ハナ証券はSena Technologiesの2四半期の業績改善幅がさらに拡大すると見込んだ。売上の80%以上を占めるモーターサイクル向け顧客の需要増が予想されるためだ。Sena Technologiesは今年2四半期の売上730億ウォン、営業利益110億ウォンを記録すると推定した。先立つ1四半期には営業利益38億ウォンを計上し、黒字転換に成功した。

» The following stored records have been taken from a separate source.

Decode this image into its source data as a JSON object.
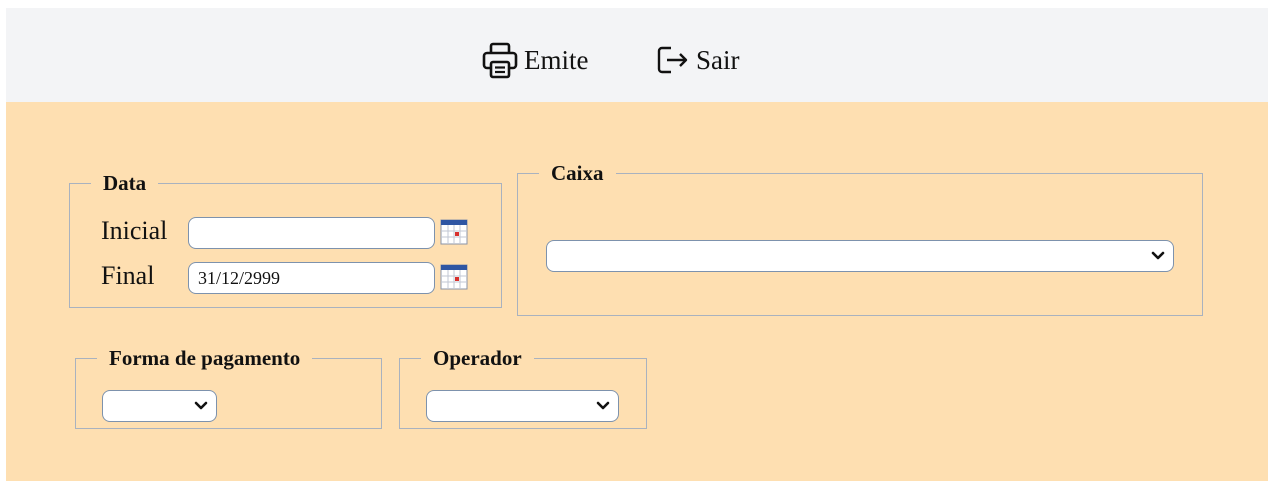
{
  "toolbar": {
    "emite_label": "Emite",
    "emite_icon": "printer-icon",
    "sair_label": "Sair",
    "sair_icon": "exit-icon"
  },
  "data_group": {
    "legend": "Data",
    "inicial_label": "Inicial",
    "inicial_value": "",
    "final_label": "Final",
    "final_value": "31/12/2999",
    "calendar_icon": "calendar-icon"
  },
  "caixa_group": {
    "legend": "Caixa",
    "selected": ""
  },
  "forma_group": {
    "legend": "Forma de pagamento",
    "selected": ""
  },
  "operador_group": {
    "legend": "Operador",
    "selected": ""
  },
  "colors": {
    "toolbar_bg": "#f3f4f6",
    "form_bg": "#fedfb1",
    "border": "#a9b2bf",
    "input_border": "#7d92ad"
  }
}
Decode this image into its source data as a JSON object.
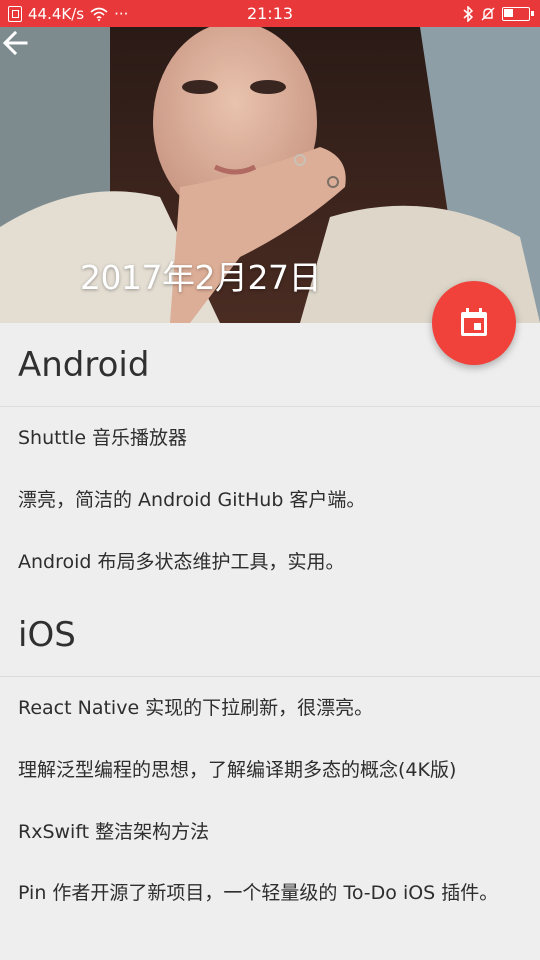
{
  "status_bar": {
    "net_speed": "44.4K/s",
    "more": "···",
    "time": "21:13"
  },
  "header": {
    "title": "2017年2月27日"
  },
  "colors": {
    "status_bar": "#e8383a",
    "fab": "#f0413b",
    "background": "#eeeeee"
  },
  "sections": [
    {
      "title": "Android",
      "items": [
        "Shuttle 音乐播放器",
        "漂亮，简洁的 Android GitHub 客户端。",
        "Android 布局多状态维护工具，实用。"
      ]
    },
    {
      "title": "iOS",
      "items": [
        "React Native 实现的下拉刷新，很漂亮。",
        "理解泛型编程的思想，了解编译期多态的概念(4K版)",
        "RxSwift 整洁架构方法",
        "Pin 作者开源了新项目，一个轻量级的 To-Do iOS 插件。"
      ]
    }
  ]
}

キム研究員は「Sena Technologiesの主要顧客であるハーレーダビッドソンとShoeiの1四半期在庫資産が前年比約20%減少した」とし、「繁忙期を前に旧型モーターサイクル在庫を先行して消化した影響とみられる」と説明した。続けて「ハーレーダビッドソンの1四半期グローバルモーターサイクル販売台数も前年比8%増加し、Chonbang需要の回復基調が確認された」と付け加えた.
中長期の成長見通しも明るいとの評価だ。Sena Technologiesは売上の約80%が欧州と米国で発生することから、米国内で大規模物流センターと最終組立ラインの構築に乗り出している。これに向けて2月には施設資金145億ウォン、その他運転資金73億ウォンの調達を目的に有償増資を推進した。
キム研究員は「現在、既存設備の稼働率が100%を上回っている点を考慮すると、今年の機器生産量は15万台水準で、昨年の6万台比で大きく増加する」と予想される。ハナ証券は、SenaブランドのグローバルB2C認知度が高いだけに、生産能力(CAPA)拡大がそのまま売上増加につながる可能性が高いと分析した。
Sena Technologiesは自社保有のメッシュ(mesh)通信技術を基盤にロボット産業にも進出している。最近は無人ゴルフロボットの商用化に成功し、年末に韓国内ゴルフ場への供給を始め、来年からはグローバルでの販売およびレンタル事業も推進する計画だ。
キム研究員は「ゴルフ場の特性上、大規模な5G SA・6G網の構築は容易ではないが、ロボット間の群集通信が可能なSenaのメッシュ技術が有用に活用され得る最初の需要先になる」と述べ、「今後は物流センター向けロボットまで供給領域を拡大する予定であるだけに、フィジカルAI企業としての企業価値(マルチプル)の再評価が早期に進むだろう」と見通した。